Social Information Improves Location Prediction in the Wild
Li, Jai (University of Illinois at Chicago) | Brugere, Ivan (University of Illinois at Chicago) | Ziebart, Brian (University of Illinois at Chicago) | Berger-Wolf, Tanya (University of Illinois at Chicago) | Crofoot, Margaret (University of California-Davis) | Farine, Damien (University of California-Davis)

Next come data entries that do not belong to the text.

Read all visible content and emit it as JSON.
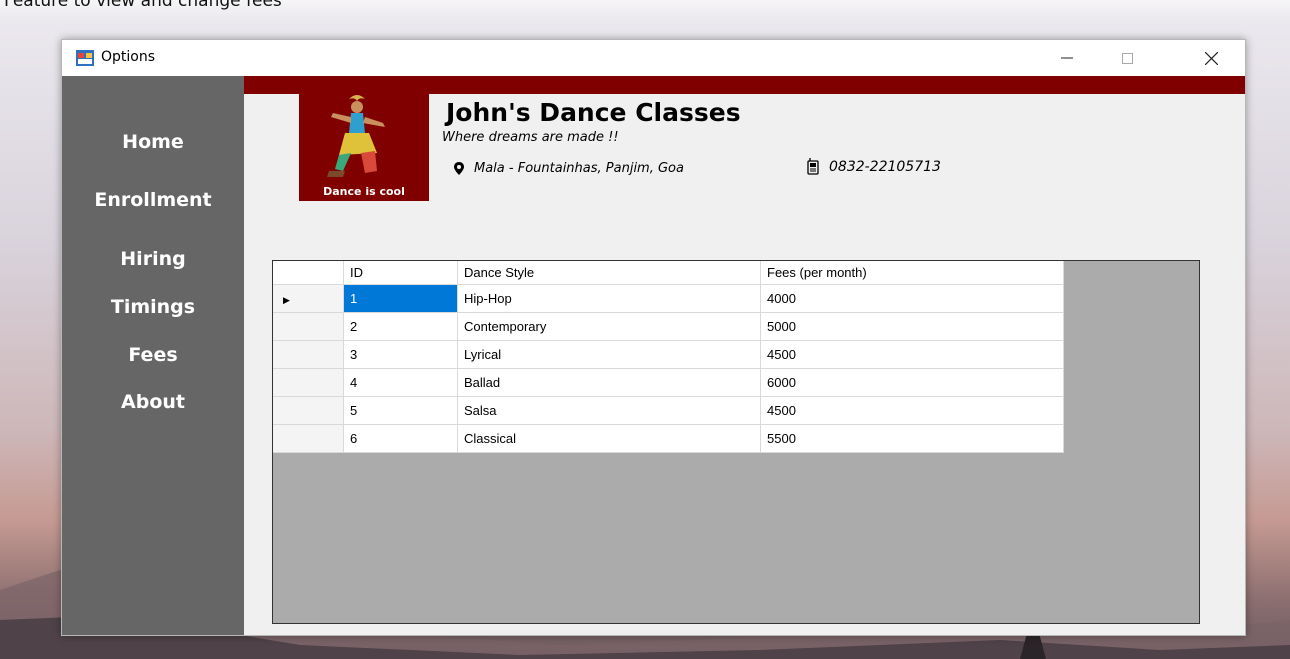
{
  "caption": "Feature to view and change fees",
  "window": {
    "title": "Options",
    "controls": {
      "minimize": "—",
      "maximize": "☐",
      "close": "✕"
    }
  },
  "sidebar": {
    "items": [
      {
        "label": "Home"
      },
      {
        "label": "Enrollment"
      },
      {
        "label": "Hiring"
      },
      {
        "label": "Timings"
      },
      {
        "label": "Fees"
      },
      {
        "label": "About"
      }
    ]
  },
  "header": {
    "logo_caption": "Dance is cool",
    "title": "John's Dance Classes",
    "tagline": "Where dreams are made !!",
    "address": "Mala - Fountainhas, Panjim, Goa",
    "phone": "0832-22105713",
    "address_icon": "location-pin-icon",
    "phone_icon": "phone-icon"
  },
  "colors": {
    "sidebar": "#666666",
    "brand_red": "#800000",
    "selection": "#0078d7",
    "grid_background": "#ababab"
  },
  "fees_table": {
    "columns": [
      "ID",
      "Dance Style",
      "Fees (per month)"
    ],
    "rows": [
      {
        "id": "1",
        "style": "Hip-Hop",
        "fees": "4000"
      },
      {
        "id": "2",
        "style": "Contemporary",
        "fees": "5000"
      },
      {
        "id": "3",
        "style": "Lyrical",
        "fees": "4500"
      },
      {
        "id": "4",
        "style": "Ballad",
        "fees": "6000"
      },
      {
        "id": "5",
        "style": "Salsa",
        "fees": "4500"
      },
      {
        "id": "6",
        "style": "Classical",
        "fees": "5500"
      }
    ],
    "current_row_marker": "▶"
  }
}
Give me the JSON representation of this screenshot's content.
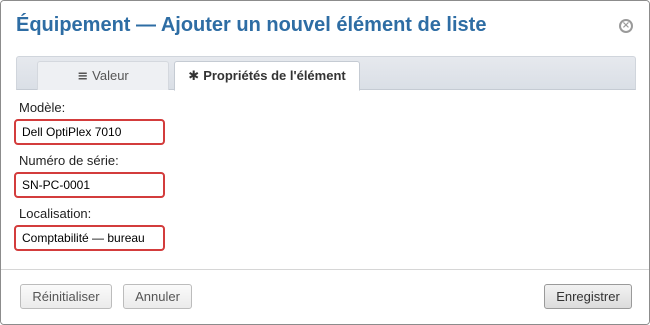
{
  "dialog": {
    "title": "Équipement — Ajouter un nouvel élément de liste",
    "close_icon": "close-circle-icon"
  },
  "tabs": [
    {
      "label": "Valeur",
      "icon": "list-icon",
      "glyph": "≡",
      "active": false
    },
    {
      "label": "Propriétés de l'élément",
      "icon": "asterisk-icon",
      "glyph": "✱",
      "active": true
    }
  ],
  "fields": {
    "model": {
      "label": "Modèle:",
      "value": "Dell OptiPlex 7010"
    },
    "serial": {
      "label": "Numéro de série:",
      "value": "SN-PC-0001"
    },
    "location": {
      "label": "Localisation:",
      "value": "Comptabilité — bureau"
    }
  },
  "buttons": {
    "reset": "Réinitialiser",
    "cancel": "Annuler",
    "save": "Enregistrer"
  },
  "colors": {
    "title": "#2e6da4",
    "field_border": "#d33c3c"
  }
}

How can knowing the location of my friends be used to more accurately predict my location? This paper explores socially-aware location prediction under a particularly challenging setting where the underlying interactions and social network are unknown and must be inferred over continuous spatiotemporal data. Our method samples inferred network topology using a linear regression model to predict future individual locations. We present an in-depth empirical study comparing different network models and network sampling regimes under a bootstrapped sampling baseline. Furthermore, our qualitative analysis demonstrates the value of social information in population mobility modeling under our application’s challenges.
A Proposal for Behavior Prediction via Estimating Agents’ Evaluation Functions Using Prior Observations of Behavior
Loftin, Robert Tyler (North Carolina State University) | Roberts, David L. (North Carolina State University)
In this work we present a theoretical approach (not currently implemented), to the problem of predicting agent behavior. The ultimate goal of this work is to learn models that can be used to predict the future actions of intelligent agents, based on previously recorded data on those agents’ behavior. We believe that we can improve the predictive accuracy of our models by assuming that an agent reasons about the actions it takes, and trying to explicitly model that reasoning process. Here, we model an agent’s reasoning process as a form of Monte-Carlo search, and attempt to learn a state evaluation function that, when used with this planning algorithm, yields a similar distribution of actions given the current state of the world as we observe in the data. While it is simple to simulate Monte-Carlo search given an evaluation function, it is much more difficult to determine an evaluation function that will generate a certain behavior. Here we will use Expectation-Maximization to find a maximum likelihood estimate of the parameters of the evaluation function, treating the actual steps taken in planning each action as unobserved data.